Gators on the move?

News 12 at 11 / Monday, June 9, 2014

NORTH AUGUSTA, S.C. (WRDW) -- If you live in this area, you probably root for gamecocks, tigers, or dawgs, but tonight some are asking you to stand up for gators.

We're not talking football. We mean real gators. You might have noticed them at North Augusta's Brick Pond Park, but as new development moves in, those gators might have to move out.

The biggest question is if they're not going to be at Brick Pond Park, where will they be?

They're pre-historic reptiles people are curious to see, but usually from a pretty good distance.

"Alligators have been here since before people, and this is their home," Wade Gassman said.

Gassman is a daily visitor to Brick Pond Park, a guaranteed home of gators.

"There's probably 25 ranging up to 10-12 feet," he said.

As a "jurisdictional wetland," the ponds are protected space, but the land right up next to it is not, and North Augusta has big plans for the gators' neighbors.

First, they're working on a 150-million-dollar public-private venture that would bring a baseball stadium, a parking garage, and a luxury hotel to the riverfront. Also on its way, medical billing company Medac, which will use a parking deck already planned for Project Jackson.

As Medac and Project Jackson move in, the gators are going to have to move out, and the Savannah Riverkeeper says they might make the Savannah River their new home.

"It's possible you'll see an increase in the rive,r but it's probably more likely they'll end up being killed," Riverkeeper Tonya Bonitatibus said.

The City of North Augusta says even with Project Jackson, all three ponds in Brick Pond Park will be maintained, but the strip of land that buffers it to the road is slated for light retail and offices. That's something that concerns frequent pond visitors.

"That is where the biggest alligators seek sanctuary," Gassman said. "If Project Jackson goes through, the destruction, complete destruction on that side of the wildlife of the park will create a serious problem between alligators and people."

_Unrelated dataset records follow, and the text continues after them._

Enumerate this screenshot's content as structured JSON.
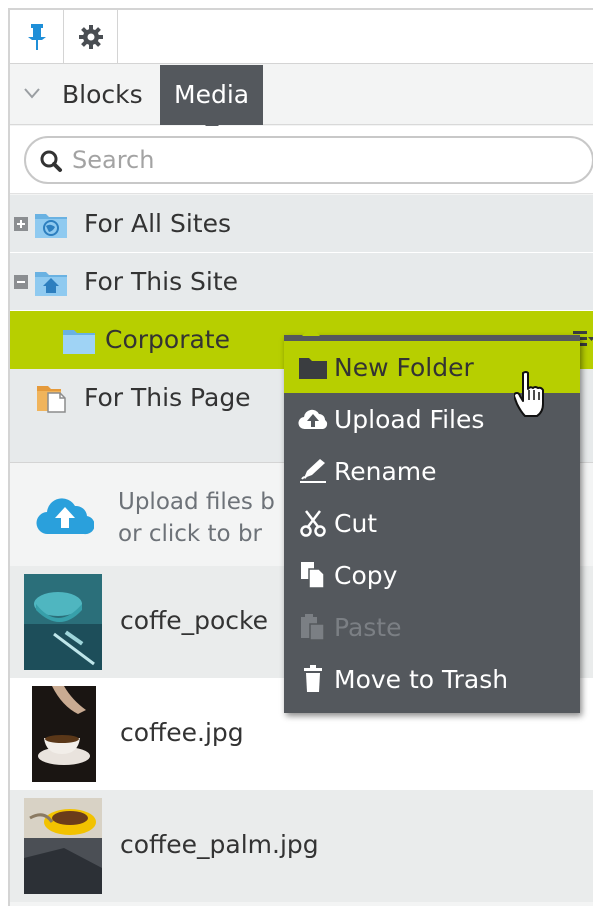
{
  "toolbar": {
    "pin_icon": "pin-icon",
    "settings_icon": "gear-icon"
  },
  "tabs": {
    "items": [
      {
        "label": "Blocks",
        "active": false
      },
      {
        "label": "Media",
        "active": true
      }
    ]
  },
  "search": {
    "placeholder": "Search",
    "value": ""
  },
  "tree": {
    "nodes": [
      {
        "label": "For All Sites",
        "expanded": false,
        "icon": "globe-folder-icon"
      },
      {
        "label": "For This Site",
        "expanded": true,
        "icon": "home-folder-icon"
      },
      {
        "label": "Corporate",
        "selected": true,
        "icon": "folder-icon"
      },
      {
        "label": "For This Page",
        "icon": "page-folder-icon"
      }
    ]
  },
  "uploader": {
    "line1": "Upload files b",
    "line2": "or click to br"
  },
  "media": {
    "items": [
      {
        "name": "coffe_pocke"
      },
      {
        "name": "coffee.jpg"
      },
      {
        "name": "coffee_palm.jpg"
      }
    ]
  },
  "context_menu": {
    "items": [
      {
        "label": "New Folder",
        "icon": "folder-icon",
        "state": "hover"
      },
      {
        "label": "Upload Files",
        "icon": "cloud-upload-icon",
        "state": "normal"
      },
      {
        "label": "Rename",
        "icon": "rename-icon",
        "state": "normal"
      },
      {
        "label": "Cut",
        "icon": "scissors-icon",
        "state": "normal"
      },
      {
        "label": "Copy",
        "icon": "copy-icon",
        "state": "normal"
      },
      {
        "label": "Paste",
        "icon": "paste-icon",
        "state": "disabled"
      },
      {
        "label": "Move to Trash",
        "icon": "trash-icon",
        "state": "normal"
      }
    ]
  },
  "colors": {
    "accent": "#b7cf00",
    "menu_bg": "#54585d",
    "link_blue": "#2aa0dc"
  }
}
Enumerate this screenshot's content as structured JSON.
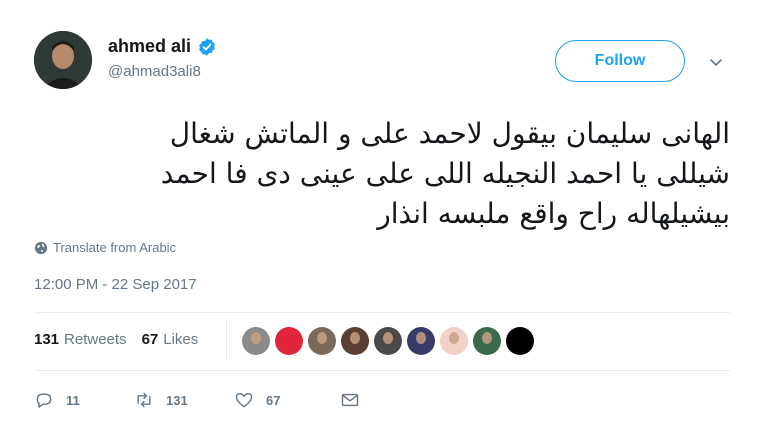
{
  "tweet": {
    "author": {
      "display_name": "ahmed ali",
      "handle": "@ahmad3ali8",
      "verified": true
    },
    "follow_label": "Follow",
    "text": "الهانى سليمان بيقول لاحمد على و الماتش شغال\nشيللى يا احمد النجيله اللى على عينى دى فا احمد\nبيشيلهاله راح واقع ملبسه انذار",
    "translate_label": "Translate from Arabic",
    "timestamp": "12:00 PM - 22 Sep 2017",
    "stats": {
      "retweets_count": "131",
      "retweets_label": "Retweets",
      "likes_count": "67",
      "likes_label": "Likes"
    },
    "likers": [
      {
        "color": "#8a8a8a"
      },
      {
        "color": "#e0243a"
      },
      {
        "color": "#7a6a5a"
      },
      {
        "color": "#5a4030"
      },
      {
        "color": "#4a4a4a"
      },
      {
        "color": "#3a3a6a"
      },
      {
        "color": "#f2d0c8"
      },
      {
        "color": "#3a6a4a"
      },
      {
        "color": "#000000"
      }
    ],
    "actions": {
      "reply_count": "11",
      "retweet_count": "131",
      "like_count": "67"
    },
    "colors": {
      "accent": "#1da1f2",
      "secondary_text": "#657786",
      "divider": "#e6ecf0"
    }
  }
}
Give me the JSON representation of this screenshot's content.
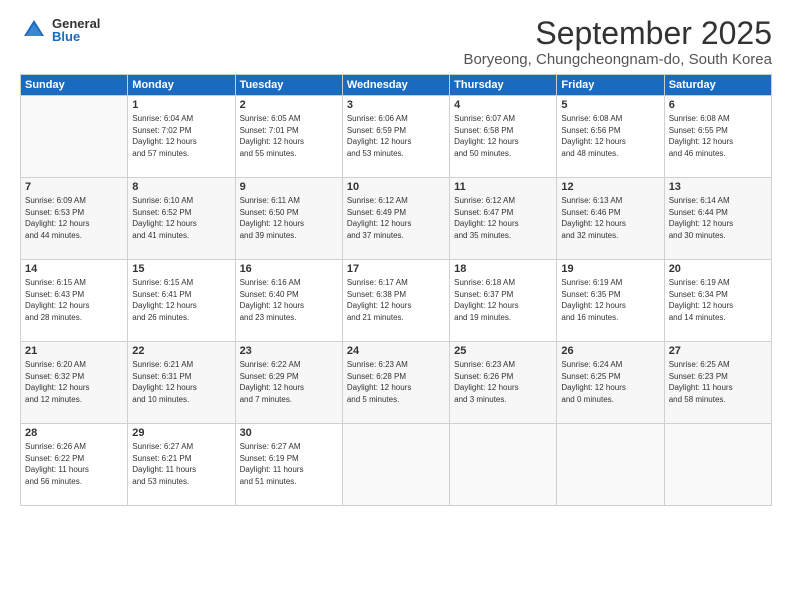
{
  "logo": {
    "general": "General",
    "blue": "Blue"
  },
  "title": "September 2025",
  "location": "Boryeong, Chungcheongnam-do, South Korea",
  "weekdays": [
    "Sunday",
    "Monday",
    "Tuesday",
    "Wednesday",
    "Thursday",
    "Friday",
    "Saturday"
  ],
  "weeks": [
    [
      {
        "day": "",
        "info": ""
      },
      {
        "day": "1",
        "info": "Sunrise: 6:04 AM\nSunset: 7:02 PM\nDaylight: 12 hours\nand 57 minutes."
      },
      {
        "day": "2",
        "info": "Sunrise: 6:05 AM\nSunset: 7:01 PM\nDaylight: 12 hours\nand 55 minutes."
      },
      {
        "day": "3",
        "info": "Sunrise: 6:06 AM\nSunset: 6:59 PM\nDaylight: 12 hours\nand 53 minutes."
      },
      {
        "day": "4",
        "info": "Sunrise: 6:07 AM\nSunset: 6:58 PM\nDaylight: 12 hours\nand 50 minutes."
      },
      {
        "day": "5",
        "info": "Sunrise: 6:08 AM\nSunset: 6:56 PM\nDaylight: 12 hours\nand 48 minutes."
      },
      {
        "day": "6",
        "info": "Sunrise: 6:08 AM\nSunset: 6:55 PM\nDaylight: 12 hours\nand 46 minutes."
      }
    ],
    [
      {
        "day": "7",
        "info": "Sunrise: 6:09 AM\nSunset: 6:53 PM\nDaylight: 12 hours\nand 44 minutes."
      },
      {
        "day": "8",
        "info": "Sunrise: 6:10 AM\nSunset: 6:52 PM\nDaylight: 12 hours\nand 41 minutes."
      },
      {
        "day": "9",
        "info": "Sunrise: 6:11 AM\nSunset: 6:50 PM\nDaylight: 12 hours\nand 39 minutes."
      },
      {
        "day": "10",
        "info": "Sunrise: 6:12 AM\nSunset: 6:49 PM\nDaylight: 12 hours\nand 37 minutes."
      },
      {
        "day": "11",
        "info": "Sunrise: 6:12 AM\nSunset: 6:47 PM\nDaylight: 12 hours\nand 35 minutes."
      },
      {
        "day": "12",
        "info": "Sunrise: 6:13 AM\nSunset: 6:46 PM\nDaylight: 12 hours\nand 32 minutes."
      },
      {
        "day": "13",
        "info": "Sunrise: 6:14 AM\nSunset: 6:44 PM\nDaylight: 12 hours\nand 30 minutes."
      }
    ],
    [
      {
        "day": "14",
        "info": "Sunrise: 6:15 AM\nSunset: 6:43 PM\nDaylight: 12 hours\nand 28 minutes."
      },
      {
        "day": "15",
        "info": "Sunrise: 6:15 AM\nSunset: 6:41 PM\nDaylight: 12 hours\nand 26 minutes."
      },
      {
        "day": "16",
        "info": "Sunrise: 6:16 AM\nSunset: 6:40 PM\nDaylight: 12 hours\nand 23 minutes."
      },
      {
        "day": "17",
        "info": "Sunrise: 6:17 AM\nSunset: 6:38 PM\nDaylight: 12 hours\nand 21 minutes."
      },
      {
        "day": "18",
        "info": "Sunrise: 6:18 AM\nSunset: 6:37 PM\nDaylight: 12 hours\nand 19 minutes."
      },
      {
        "day": "19",
        "info": "Sunrise: 6:19 AM\nSunset: 6:35 PM\nDaylight: 12 hours\nand 16 minutes."
      },
      {
        "day": "20",
        "info": "Sunrise: 6:19 AM\nSunset: 6:34 PM\nDaylight: 12 hours\nand 14 minutes."
      }
    ],
    [
      {
        "day": "21",
        "info": "Sunrise: 6:20 AM\nSunset: 6:32 PM\nDaylight: 12 hours\nand 12 minutes."
      },
      {
        "day": "22",
        "info": "Sunrise: 6:21 AM\nSunset: 6:31 PM\nDaylight: 12 hours\nand 10 minutes."
      },
      {
        "day": "23",
        "info": "Sunrise: 6:22 AM\nSunset: 6:29 PM\nDaylight: 12 hours\nand 7 minutes."
      },
      {
        "day": "24",
        "info": "Sunrise: 6:23 AM\nSunset: 6:28 PM\nDaylight: 12 hours\nand 5 minutes."
      },
      {
        "day": "25",
        "info": "Sunrise: 6:23 AM\nSunset: 6:26 PM\nDaylight: 12 hours\nand 3 minutes."
      },
      {
        "day": "26",
        "info": "Sunrise: 6:24 AM\nSunset: 6:25 PM\nDaylight: 12 hours\nand 0 minutes."
      },
      {
        "day": "27",
        "info": "Sunrise: 6:25 AM\nSunset: 6:23 PM\nDaylight: 11 hours\nand 58 minutes."
      }
    ],
    [
      {
        "day": "28",
        "info": "Sunrise: 6:26 AM\nSunset: 6:22 PM\nDaylight: 11 hours\nand 56 minutes."
      },
      {
        "day": "29",
        "info": "Sunrise: 6:27 AM\nSunset: 6:21 PM\nDaylight: 11 hours\nand 53 minutes."
      },
      {
        "day": "30",
        "info": "Sunrise: 6:27 AM\nSunset: 6:19 PM\nDaylight: 11 hours\nand 51 minutes."
      },
      {
        "day": "",
        "info": ""
      },
      {
        "day": "",
        "info": ""
      },
      {
        "day": "",
        "info": ""
      },
      {
        "day": "",
        "info": ""
      }
    ]
  ]
}
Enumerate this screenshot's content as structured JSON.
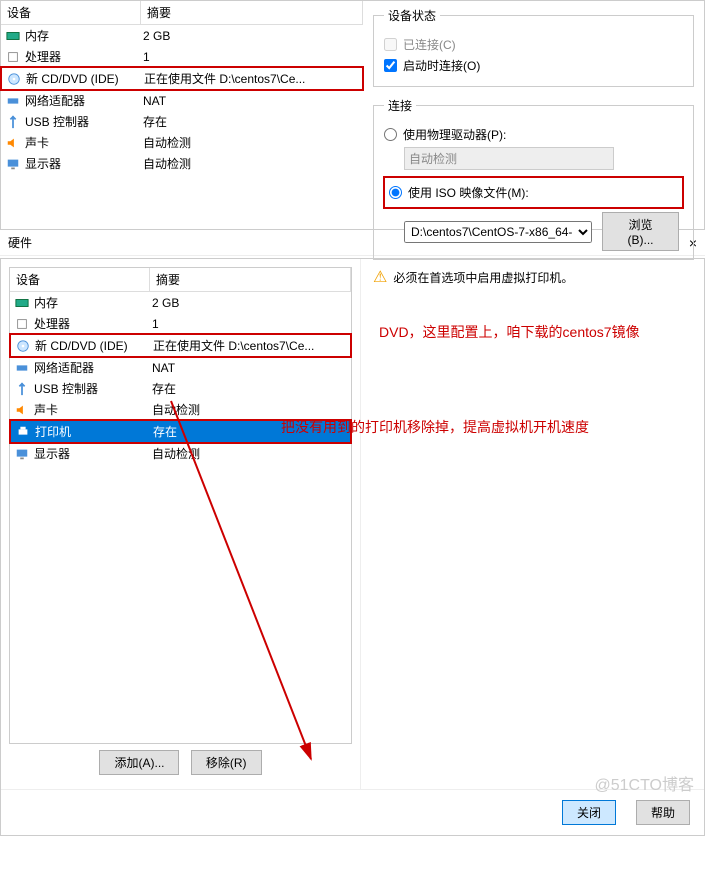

Knowing how much gators don't like being around people, North Augusta City Administrator Todd Glover is hoping they'll move out of the way once construction starts, but he says they are working to keep some sort of buffer between those potential offices and the ponds.

In the past, we've already seen experts having to move gators to safer locations, usually farther downstream.

This weekend there's actually a chance to swim in the river. Saturday morning you can participate in the Gatorfest swim race. The Riverkeeper says the name is a joke, since there are gators in the river, but they will not bother you.